Vicente Del Bosque reacted more progressively but Laurent Blanc chose to try and better what they were already doing. On came two more creative midfielders instead of the tall, towering presence of striker, Oliver Giroud. Del Bosque’s changes, though, did stretch Italy’s defence and should have won the game for them but Fernando Torres, put through on goal thrice, was thwarted by his demons each time. By the same token, Spain were now vulnerable to the counter-attack, something which avoiding, seems to be Del Bosque’s primary objective. Passing it endlessly, and it’s easy to see why on the basis of their performance, it continues to be misunderstood, was a mechanism to achieve that.

In the final matches of day three and four, though, Ireland against Croatia and Ukraine and Sweden, showed the virtues of proper strikers although it was the number tens instead the nines who got the goals – those strikers playing just deeper than the main striker. Mario Mandžukić found the net twice in Croatia’s 3-1 win over Ireland although not just his finishing, it was his work-rate which caught the eye.

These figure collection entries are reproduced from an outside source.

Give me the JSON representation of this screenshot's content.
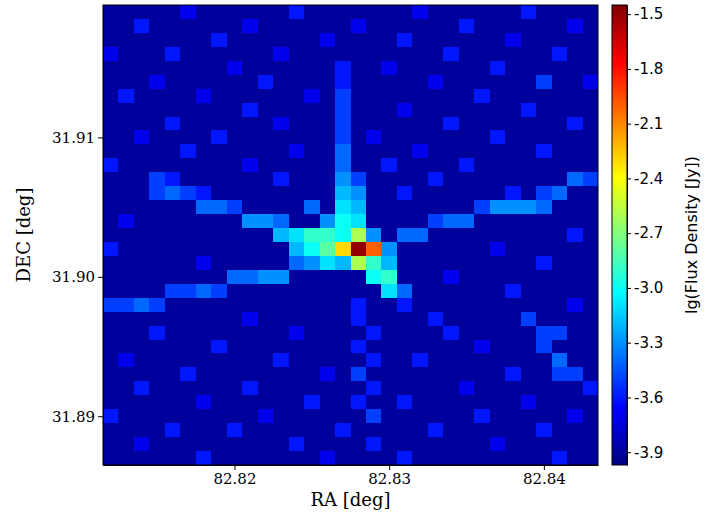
{
  "chart_data": {
    "type": "heatmap",
    "x_label": "RA [deg]",
    "y_label": "DEC [deg]",
    "z_label": "lg(Flux Density [Jy])",
    "xlim": [
      82.8115,
      82.8435
    ],
    "ylim": [
      31.8865,
      31.9195
    ],
    "xticks": [
      82.82,
      82.83,
      82.84
    ],
    "yticks": [
      31.89,
      {
        "value": 31.9,
        "label": "31.90"
      },
      31.91
    ],
    "zlim": [
      -3.97,
      -1.45
    ],
    "zticks": [
      -1.5,
      -1.8,
      -2.1,
      -2.4,
      -2.7,
      {
        "value": -3,
        "label": "-3.0"
      },
      -3.3,
      -3.6,
      -3.9
    ],
    "x": [
      82.812,
      82.813,
      82.814,
      82.815,
      82.816,
      82.817,
      82.818,
      82.819,
      82.82,
      82.821,
      82.822,
      82.823,
      82.824,
      82.825,
      82.826,
      82.827,
      82.828,
      82.829,
      82.83,
      82.831,
      82.832,
      82.833,
      82.834,
      82.835,
      82.836,
      82.837,
      82.838,
      82.839,
      82.84,
      82.841,
      82.842,
      82.843
    ],
    "y": [
      31.919,
      31.918,
      31.917,
      31.916,
      31.915,
      31.914,
      31.913,
      31.912,
      31.911,
      31.91,
      31.909,
      31.908,
      31.907,
      31.906,
      31.905,
      31.904,
      31.903,
      31.902,
      31.901,
      31.9,
      31.899,
      31.898,
      31.897,
      31.896,
      31.895,
      31.894,
      31.893,
      31.892,
      31.891,
      31.89,
      31.889,
      31.888,
      31.887
    ],
    "z": [
      [
        -3.9,
        -3.9,
        -3.9,
        -3.9,
        -3.9,
        -3.7,
        -3.9,
        -3.9,
        -3.9,
        -3.9,
        -3.9,
        -3.9,
        -3.6,
        -3.9,
        -3.9,
        -3.9,
        -3.9,
        -3.9,
        -3.9,
        -3.9,
        -3.7,
        -3.9,
        -3.9,
        -3.9,
        -3.9,
        -3.9,
        -3.9,
        -3.6,
        -3.9,
        -3.9,
        -3.9,
        -3.9
      ],
      [
        -3.9,
        -3.9,
        -3.6,
        -3.9,
        -3.9,
        -3.9,
        -3.9,
        -3.9,
        -3.9,
        -3.7,
        -3.9,
        -3.9,
        -3.9,
        -3.9,
        -3.9,
        -3.9,
        -3.7,
        -3.9,
        -3.9,
        -3.9,
        -3.9,
        -3.9,
        -3.9,
        -3.6,
        -3.9,
        -3.9,
        -3.9,
        -3.9,
        -3.9,
        -3.9,
        -3.7,
        -3.9
      ],
      [
        -3.9,
        -3.9,
        -3.9,
        -3.9,
        -3.9,
        -3.9,
        -3.9,
        -3.6,
        -3.9,
        -3.9,
        -3.9,
        -3.9,
        -3.9,
        -3.9,
        -3.7,
        -3.9,
        -3.9,
        -3.9,
        -3.9,
        -3.6,
        -3.9,
        -3.9,
        -3.9,
        -3.9,
        -3.9,
        -3.9,
        -3.7,
        -3.9,
        -3.9,
        -3.9,
        -3.9,
        -3.9
      ],
      [
        -3.7,
        -3.9,
        -3.9,
        -3.9,
        -3.6,
        -3.9,
        -3.9,
        -3.9,
        -3.9,
        -3.9,
        -3.9,
        -3.7,
        -3.9,
        -3.9,
        -3.9,
        -3.9,
        -3.9,
        -3.9,
        -3.9,
        -3.9,
        -3.9,
        -3.9,
        -3.6,
        -3.9,
        -3.9,
        -3.9,
        -3.9,
        -3.9,
        -3.9,
        -3.6,
        -3.9,
        -3.9
      ],
      [
        -3.9,
        -3.9,
        -3.9,
        -3.9,
        -3.9,
        -3.9,
        -3.9,
        -3.9,
        -3.7,
        -3.9,
        -3.9,
        -3.9,
        -3.9,
        -3.9,
        -3.9,
        -3.6,
        -3.9,
        -3.9,
        -3.7,
        -3.9,
        -3.9,
        -3.9,
        -3.9,
        -3.9,
        -3.9,
        -3.6,
        -3.9,
        -3.9,
        -3.9,
        -3.9,
        -3.9,
        -3.9
      ],
      [
        -3.9,
        -3.9,
        -3.9,
        -3.7,
        -3.9,
        -3.9,
        -3.9,
        -3.9,
        -3.9,
        -3.9,
        -3.6,
        -3.9,
        -3.9,
        -3.9,
        -3.9,
        -3.6,
        -3.9,
        -3.9,
        -3.9,
        -3.9,
        -3.9,
        -3.7,
        -3.9,
        -3.9,
        -3.9,
        -3.9,
        -3.9,
        -3.9,
        -3.5,
        -3.9,
        -3.9,
        -3.7
      ],
      [
        -3.9,
        -3.6,
        -3.9,
        -3.9,
        -3.9,
        -3.9,
        -3.7,
        -3.9,
        -3.9,
        -3.9,
        -3.9,
        -3.9,
        -3.9,
        -3.7,
        -3.9,
        -3.5,
        -3.9,
        -3.9,
        -3.9,
        -3.9,
        -3.9,
        -3.9,
        -3.9,
        -3.9,
        -3.6,
        -3.9,
        -3.9,
        -3.9,
        -3.9,
        -3.9,
        -3.9,
        -3.9
      ],
      [
        -3.9,
        -3.9,
        -3.9,
        -3.9,
        -3.9,
        -3.9,
        -3.9,
        -3.9,
        -3.9,
        -3.6,
        -3.9,
        -3.9,
        -3.9,
        -3.9,
        -3.9,
        -3.5,
        -3.9,
        -3.9,
        -3.9,
        -3.7,
        -3.9,
        -3.9,
        -3.9,
        -3.9,
        -3.9,
        -3.9,
        -3.9,
        -3.6,
        -3.9,
        -3.9,
        -3.9,
        -3.9
      ],
      [
        -3.9,
        -3.9,
        -3.9,
        -3.9,
        -3.6,
        -3.9,
        -3.9,
        -3.9,
        -3.9,
        -3.9,
        -3.9,
        -3.7,
        -3.9,
        -3.9,
        -3.9,
        -3.5,
        -3.9,
        -3.9,
        -3.9,
        -3.9,
        -3.9,
        -3.9,
        -3.6,
        -3.9,
        -3.9,
        -3.9,
        -3.9,
        -3.9,
        -3.9,
        -3.9,
        -3.6,
        -3.9
      ],
      [
        -3.9,
        -3.9,
        -3.7,
        -3.9,
        -3.9,
        -3.9,
        -3.9,
        -3.6,
        -3.9,
        -3.9,
        -3.9,
        -3.9,
        -3.9,
        -3.9,
        -3.9,
        -3.5,
        -3.9,
        -3.7,
        -3.9,
        -3.9,
        -3.9,
        -3.9,
        -3.9,
        -3.9,
        -3.9,
        -3.6,
        -3.9,
        -3.9,
        -3.9,
        -3.9,
        -3.9,
        -3.9
      ],
      [
        -3.9,
        -3.9,
        -3.9,
        -3.9,
        -3.9,
        -3.6,
        -3.9,
        -3.9,
        -3.9,
        -3.9,
        -3.9,
        -3.9,
        -3.7,
        -3.9,
        -3.9,
        -3.4,
        -3.9,
        -3.9,
        -3.9,
        -3.9,
        -3.7,
        -3.9,
        -3.9,
        -3.9,
        -3.9,
        -3.9,
        -3.9,
        -3.9,
        -3.6,
        -3.9,
        -3.9,
        -3.9
      ],
      [
        -3.6,
        -3.9,
        -3.9,
        -3.9,
        -3.9,
        -3.9,
        -3.9,
        -3.9,
        -3.9,
        -3.7,
        -3.9,
        -3.9,
        -3.9,
        -3.9,
        -3.9,
        -3.4,
        -3.9,
        -3.9,
        -3.6,
        -3.9,
        -3.9,
        -3.9,
        -3.9,
        -3.6,
        -3.9,
        -3.9,
        -3.9,
        -3.9,
        -3.9,
        -3.9,
        -3.9,
        -3.9
      ],
      [
        -3.9,
        -3.9,
        -3.9,
        -3.5,
        -3.6,
        -3.9,
        -3.9,
        -3.9,
        -3.9,
        -3.9,
        -3.9,
        -3.6,
        -3.9,
        -3.9,
        -3.9,
        -3.3,
        -3.5,
        -3.9,
        -3.9,
        -3.9,
        -3.9,
        -3.6,
        -3.9,
        -3.9,
        -3.9,
        -3.9,
        -3.9,
        -3.9,
        -3.9,
        -3.9,
        -3.4,
        -3.5
      ],
      [
        -3.9,
        -3.9,
        -3.9,
        -3.5,
        -3.4,
        -3.5,
        -3.6,
        -3.9,
        -3.9,
        -3.9,
        -3.9,
        -3.9,
        -3.9,
        -3.9,
        -3.9,
        -3.2,
        -3.3,
        -3.9,
        -3.9,
        -3.6,
        -3.9,
        -3.9,
        -3.9,
        -3.9,
        -3.9,
        -3.9,
        -3.6,
        -3.9,
        -3.5,
        -3.4,
        -3.9,
        -3.9
      ],
      [
        -3.9,
        -3.9,
        -3.9,
        -3.9,
        -3.9,
        -3.9,
        -3.4,
        -3.4,
        -3.5,
        -3.9,
        -3.9,
        -3.9,
        -3.9,
        -3.4,
        -3.9,
        -3.1,
        -3.2,
        -3.9,
        -3.9,
        -3.9,
        -3.9,
        -3.9,
        -3.9,
        -3.9,
        -3.5,
        -3.3,
        -3.3,
        -3.3,
        -3.4,
        -3.9,
        -3.9,
        -3.9
      ],
      [
        -3.9,
        -3.7,
        -3.9,
        -3.9,
        -3.9,
        -3.9,
        -3.9,
        -3.9,
        -3.9,
        -3.3,
        -3.3,
        -3.4,
        -3.9,
        -3.9,
        -3.3,
        -3.0,
        -3.1,
        -3.9,
        -3.9,
        -3.9,
        -3.9,
        -3.5,
        -3.4,
        -3.4,
        -3.9,
        -3.9,
        -3.9,
        -3.9,
        -3.9,
        -3.9,
        -3.9,
        -3.9
      ],
      [
        -3.9,
        -3.9,
        -3.9,
        -3.9,
        -3.9,
        -3.9,
        -3.9,
        -3.9,
        -3.9,
        -3.9,
        -3.9,
        -3.2,
        -3.1,
        -2.9,
        -2.9,
        -3.0,
        -2.6,
        -3.3,
        -3.9,
        -3.4,
        -3.4,
        -3.9,
        -3.9,
        -3.9,
        -3.9,
        -3.9,
        -3.9,
        -3.9,
        -3.9,
        -3.9,
        -3.6,
        -3.9
      ],
      [
        -3.6,
        -3.9,
        -3.9,
        -3.9,
        -3.9,
        -3.9,
        -3.9,
        -3.9,
        -3.9,
        -3.9,
        -3.9,
        -3.9,
        -3.2,
        -3.0,
        -2.8,
        -2.3,
        -1.5,
        -2.0,
        -3.3,
        -3.9,
        -3.9,
        -3.9,
        -3.9,
        -3.9,
        -3.9,
        -3.7,
        -3.9,
        -3.9,
        -3.9,
        -3.9,
        -3.9,
        -3.9
      ],
      [
        -3.9,
        -3.9,
        -3.9,
        -3.9,
        -3.9,
        -3.9,
        -3.7,
        -3.9,
        -3.9,
        -3.9,
        -3.9,
        -3.9,
        -3.4,
        -3.3,
        -3.1,
        -3.2,
        -2.6,
        -2.9,
        -3.2,
        -3.9,
        -3.9,
        -3.9,
        -3.9,
        -3.9,
        -3.9,
        -3.9,
        -3.9,
        -3.9,
        -3.6,
        -3.9,
        -3.9,
        -3.9
      ],
      [
        -3.9,
        -3.9,
        -3.9,
        -3.9,
        -3.9,
        -3.9,
        -3.9,
        -3.9,
        -3.4,
        -3.4,
        -3.3,
        -3.3,
        -3.9,
        -3.9,
        -3.9,
        -3.9,
        -3.9,
        -3.0,
        -2.9,
        -3.9,
        -3.9,
        -3.9,
        -3.7,
        -3.9,
        -3.9,
        -3.9,
        -3.9,
        -3.9,
        -3.9,
        -3.9,
        -3.9,
        -3.9
      ],
      [
        -3.9,
        -3.9,
        -3.9,
        -3.9,
        -3.5,
        -3.5,
        -3.4,
        -3.5,
        -3.9,
        -3.9,
        -3.9,
        -3.9,
        -3.9,
        -3.9,
        -3.9,
        -3.9,
        -3.9,
        -3.9,
        -3.1,
        -3.4,
        -3.9,
        -3.9,
        -3.9,
        -3.9,
        -3.9,
        -3.9,
        -3.6,
        -3.9,
        -3.9,
        -3.9,
        -3.9,
        -3.9
      ],
      [
        -3.5,
        -3.5,
        -3.4,
        -3.5,
        -3.9,
        -3.9,
        -3.9,
        -3.9,
        -3.9,
        -3.9,
        -3.9,
        -3.9,
        -3.9,
        -3.9,
        -3.9,
        -3.9,
        -3.6,
        -3.9,
        -3.9,
        -3.6,
        -3.9,
        -3.9,
        -3.9,
        -3.9,
        -3.9,
        -3.9,
        -3.9,
        -3.9,
        -3.9,
        -3.9,
        -3.7,
        -3.9
      ],
      [
        -3.9,
        -3.9,
        -3.9,
        -3.9,
        -3.9,
        -3.9,
        -3.9,
        -3.9,
        -3.9,
        -3.7,
        -3.9,
        -3.9,
        -3.9,
        -3.9,
        -3.9,
        -3.9,
        -3.6,
        -3.9,
        -3.9,
        -3.9,
        -3.9,
        -3.6,
        -3.9,
        -3.9,
        -3.9,
        -3.9,
        -3.9,
        -3.5,
        -3.9,
        -3.9,
        -3.9,
        -3.9
      ],
      [
        -3.9,
        -3.9,
        -3.9,
        -3.6,
        -3.9,
        -3.9,
        -3.9,
        -3.9,
        -3.9,
        -3.9,
        -3.9,
        -3.9,
        -3.7,
        -3.9,
        -3.9,
        -3.9,
        -3.9,
        -3.6,
        -3.9,
        -3.9,
        -3.9,
        -3.9,
        -3.6,
        -3.9,
        -3.9,
        -3.9,
        -3.9,
        -3.9,
        -3.5,
        -3.5,
        -3.9,
        -3.9
      ],
      [
        -3.9,
        -3.9,
        -3.9,
        -3.9,
        -3.9,
        -3.9,
        -3.9,
        -3.6,
        -3.9,
        -3.9,
        -3.9,
        -3.9,
        -3.9,
        -3.9,
        -3.9,
        -3.9,
        -3.6,
        -3.9,
        -3.9,
        -3.9,
        -3.9,
        -3.9,
        -3.9,
        -3.9,
        -3.7,
        -3.9,
        -3.9,
        -3.9,
        -3.5,
        -3.9,
        -3.9,
        -3.9
      ],
      [
        -3.9,
        -3.7,
        -3.9,
        -3.9,
        -3.9,
        -3.9,
        -3.9,
        -3.9,
        -3.9,
        -3.9,
        -3.9,
        -3.6,
        -3.9,
        -3.9,
        -3.9,
        -3.9,
        -3.9,
        -3.6,
        -3.9,
        -3.9,
        -3.6,
        -3.9,
        -3.9,
        -3.9,
        -3.9,
        -3.9,
        -3.9,
        -3.9,
        -3.9,
        -3.4,
        -3.9,
        -3.9
      ],
      [
        -3.9,
        -3.9,
        -3.9,
        -3.9,
        -3.9,
        -3.6,
        -3.9,
        -3.9,
        -3.9,
        -3.9,
        -3.9,
        -3.9,
        -3.9,
        -3.9,
        -3.7,
        -3.9,
        -3.5,
        -3.9,
        -3.9,
        -3.9,
        -3.9,
        -3.9,
        -3.9,
        -3.9,
        -3.9,
        -3.9,
        -3.6,
        -3.9,
        -3.9,
        -3.5,
        -3.5,
        -3.9
      ],
      [
        -3.9,
        -3.9,
        -3.6,
        -3.9,
        -3.9,
        -3.9,
        -3.9,
        -3.9,
        -3.9,
        -3.6,
        -3.9,
        -3.9,
        -3.9,
        -3.9,
        -3.9,
        -3.9,
        -3.9,
        -3.6,
        -3.9,
        -3.9,
        -3.9,
        -3.9,
        -3.9,
        -3.7,
        -3.9,
        -3.9,
        -3.9,
        -3.9,
        -3.9,
        -3.9,
        -3.9,
        -3.6
      ],
      [
        -3.9,
        -3.9,
        -3.9,
        -3.9,
        -3.9,
        -3.9,
        -3.7,
        -3.9,
        -3.9,
        -3.9,
        -3.9,
        -3.9,
        -3.9,
        -3.6,
        -3.9,
        -3.9,
        -3.6,
        -3.9,
        -3.9,
        -3.6,
        -3.9,
        -3.9,
        -3.9,
        -3.9,
        -3.9,
        -3.9,
        -3.9,
        -3.7,
        -3.9,
        -3.9,
        -3.9,
        -3.9
      ],
      [
        -3.6,
        -3.9,
        -3.9,
        -3.9,
        -3.9,
        -3.9,
        -3.9,
        -3.9,
        -3.9,
        -3.9,
        -3.7,
        -3.9,
        -3.9,
        -3.9,
        -3.9,
        -3.9,
        -3.9,
        -3.5,
        -3.9,
        -3.9,
        -3.9,
        -3.9,
        -3.9,
        -3.9,
        -3.6,
        -3.9,
        -3.9,
        -3.9,
        -3.9,
        -3.9,
        -3.7,
        -3.9
      ],
      [
        -3.9,
        -3.9,
        -3.9,
        -3.9,
        -3.6,
        -3.9,
        -3.9,
        -3.9,
        -3.6,
        -3.9,
        -3.9,
        -3.9,
        -3.9,
        -3.9,
        -3.9,
        -3.6,
        -3.9,
        -3.9,
        -3.9,
        -3.9,
        -3.9,
        -3.6,
        -3.9,
        -3.9,
        -3.9,
        -3.9,
        -3.9,
        -3.9,
        -3.6,
        -3.9,
        -3.9,
        -3.9
      ],
      [
        -3.9,
        -3.9,
        -3.7,
        -3.9,
        -3.9,
        -3.9,
        -3.9,
        -3.9,
        -3.9,
        -3.9,
        -3.9,
        -3.9,
        -3.6,
        -3.9,
        -3.9,
        -3.9,
        -3.9,
        -3.6,
        -3.9,
        -3.9,
        -3.9,
        -3.9,
        -3.9,
        -3.9,
        -3.9,
        -3.7,
        -3.9,
        -3.9,
        -3.9,
        -3.9,
        -3.9,
        -3.9
      ],
      [
        -3.9,
        -3.9,
        -3.9,
        -3.9,
        -3.9,
        -3.9,
        -3.6,
        -3.9,
        -3.9,
        -3.9,
        -3.9,
        -3.9,
        -3.9,
        -3.9,
        -3.7,
        -3.9,
        -3.9,
        -3.9,
        -3.9,
        -3.6,
        -3.9,
        -3.9,
        -3.9,
        -3.9,
        -3.9,
        -3.9,
        -3.9,
        -3.9,
        -3.9,
        -3.6,
        -3.9,
        -3.9
      ]
    ]
  }
}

Zlatan Ibrahimovic couldn’t inspire his side to a win although he was superb and his role was somewhat different to both Mandžukić’s and Andriy Shevchenko – whose brace won it for Ukraine – as he tends to play-make more than the two. In that sense, it more closely resembles  Wayne Rooney’s role for Manchester United (which is somewhat wrongly described as a false ten because, as far as I have seen, it’s an almost unique position at club level. Rooney tends to operate in a fixed area and is United’s main goalscorer despite playing behind an orthodox striker).

The lack of natural number nines might not traditionally be attributed to attacking football but Euro 2012 has so far proved the opposite. And despite the nuances of Spain and Italy’s style, it’s so far the benchmark for the game of the tournament.